I was recently a Nieman Fellow at Harvard University, enjoying one of the greatest honors (and pleasures) awarded to U.S. and international journalists.
As an investigative reporter, I spent the past seven years immersed in rural gang member’s lives, producing the award-winning PBS documentary Nuestra Familia, Our Family and reporting on gangs and their FBI informants for The San Francisco Chronicle, The Oakland Tribune and the Monterey County Herald.
Over the years,I’ve investigated con artists, narco-traffickers, money launderers, sociopaths, arms smugglers, corrupt government informants and a CIA asset wanted by Interpol. I have reported for Now with Bill Moyers, National Public Radio, 60 Minutes, The Nation and other outlets, and was previously a staff reporter at the Center for Investigative Reporting.
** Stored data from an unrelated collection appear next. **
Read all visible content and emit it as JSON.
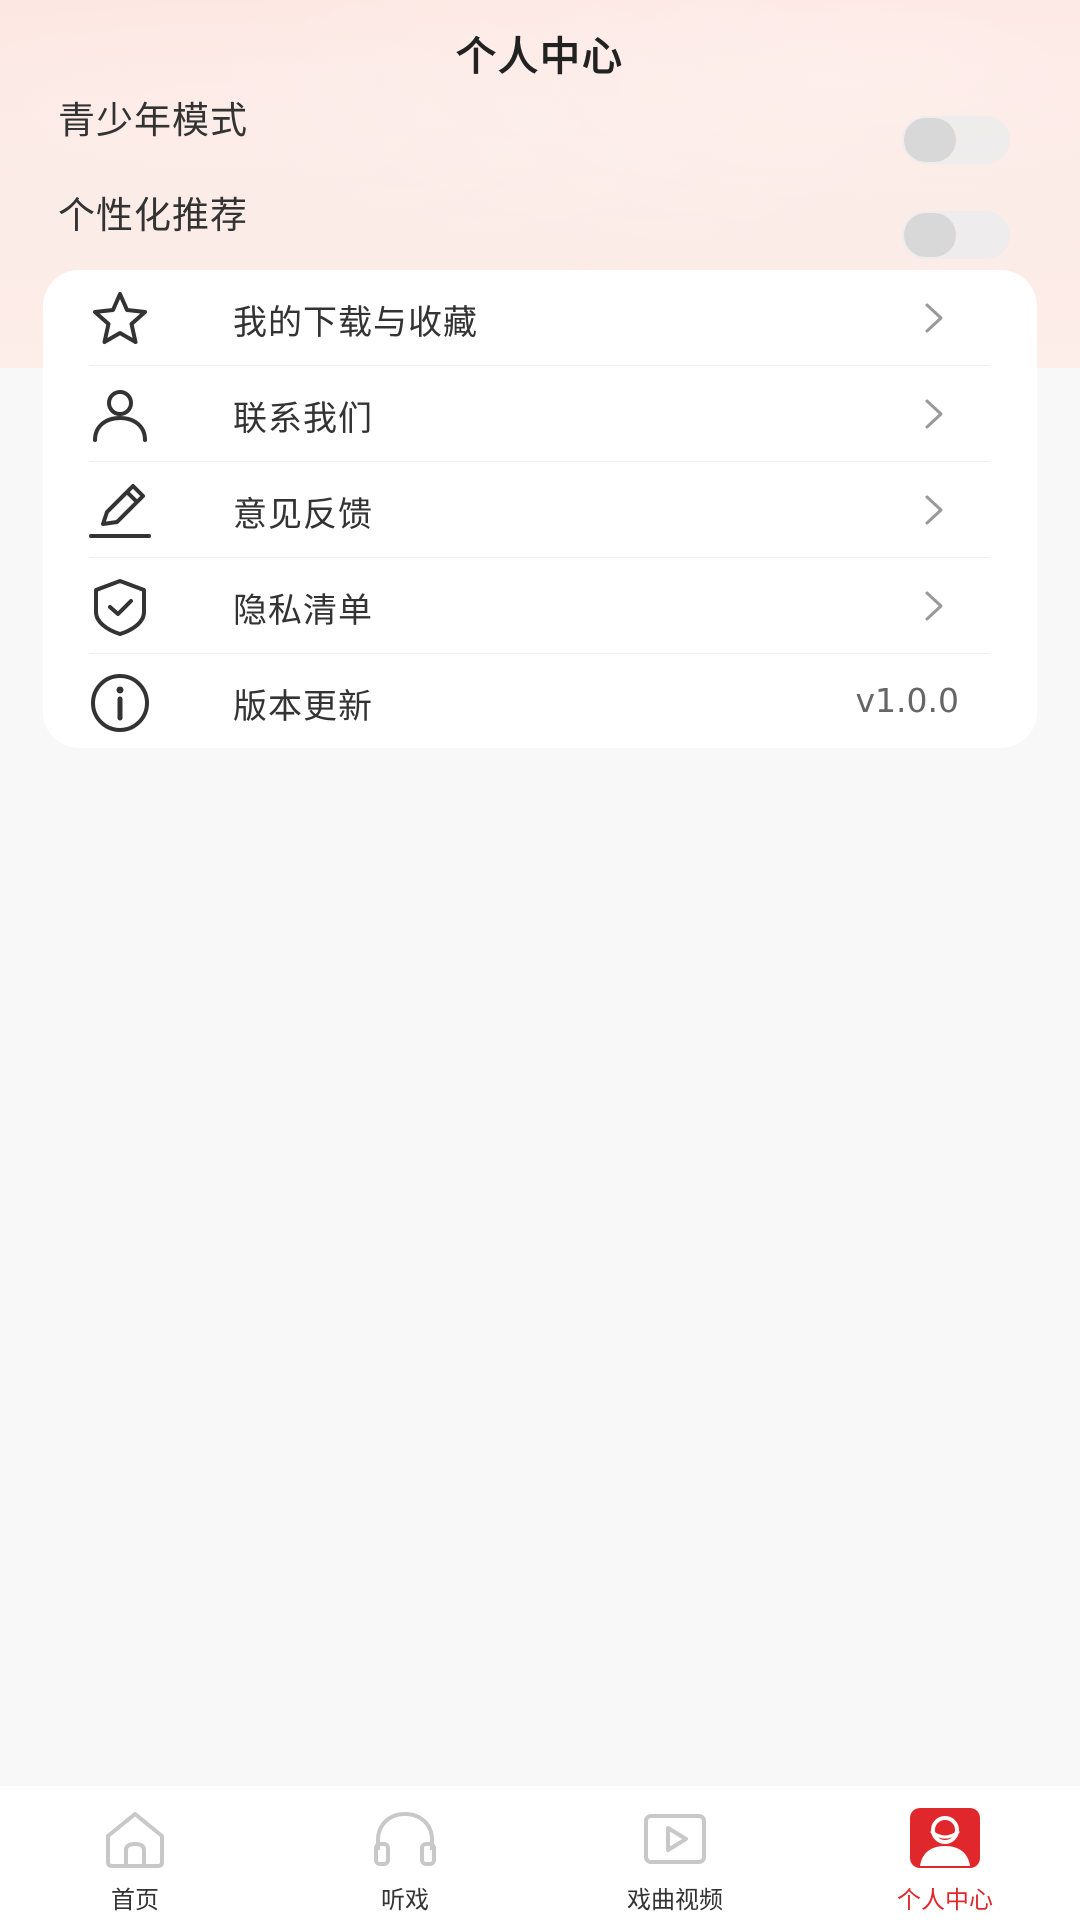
{
  "header": {
    "title": "个人中心"
  },
  "toggles": [
    {
      "label": "青少年模式",
      "on": false,
      "icon": "toggle-switch"
    },
    {
      "label": "个性化推荐",
      "on": false,
      "icon": "toggle-switch"
    }
  ],
  "menu": {
    "items": [
      {
        "label": "我的下载与收藏",
        "icon": "star-icon"
      },
      {
        "label": "联系我们",
        "icon": "user-icon"
      },
      {
        "label": "意见反馈",
        "icon": "pencil-icon"
      },
      {
        "label": "隐私清单",
        "icon": "shield-check-icon"
      },
      {
        "label": "版本更新",
        "icon": "info-icon",
        "value": "v1.0.0"
      }
    ]
  },
  "bottom_nav": {
    "items": [
      {
        "label": "首页",
        "icon": "home-icon",
        "active": false
      },
      {
        "label": "听戏",
        "icon": "headphones-icon",
        "active": false
      },
      {
        "label": "戏曲视频",
        "icon": "video-play-icon",
        "active": false
      },
      {
        "label": "个人中心",
        "icon": "profile-icon",
        "active": true
      }
    ]
  },
  "colors": {
    "accent": "#e0282c",
    "inactive_icon": "#c8c8c8",
    "header_bg": "#fde4df",
    "page_bg": "#f8f8f8"
  }
}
I was part of the team that created Frontline/WORLD’s Gun Runners, a much-heralded documentary project that I’ve heard inspired the 2005 Nicholas Cage movie Lord of War and became the focal point of an international campaign to stem illegal arms trafficking.

- With my friend and co-reporter George Sánchez, aka “The Dream Team of Salas.” Photo © David Royal.

I’ve won awards and citations from the National Association of Hispanic Journalists, New California Media, the California Newspaper Publishers Association, the World Affairs Council and last year received Investigative Reporters and Editors’ highest honor, the Tom Renner Medal.
In addition to continuing my reporting, I’m now writing books: the nonfiction The Cause: Crime and Love in Steinbeck Country and a recently completed novel.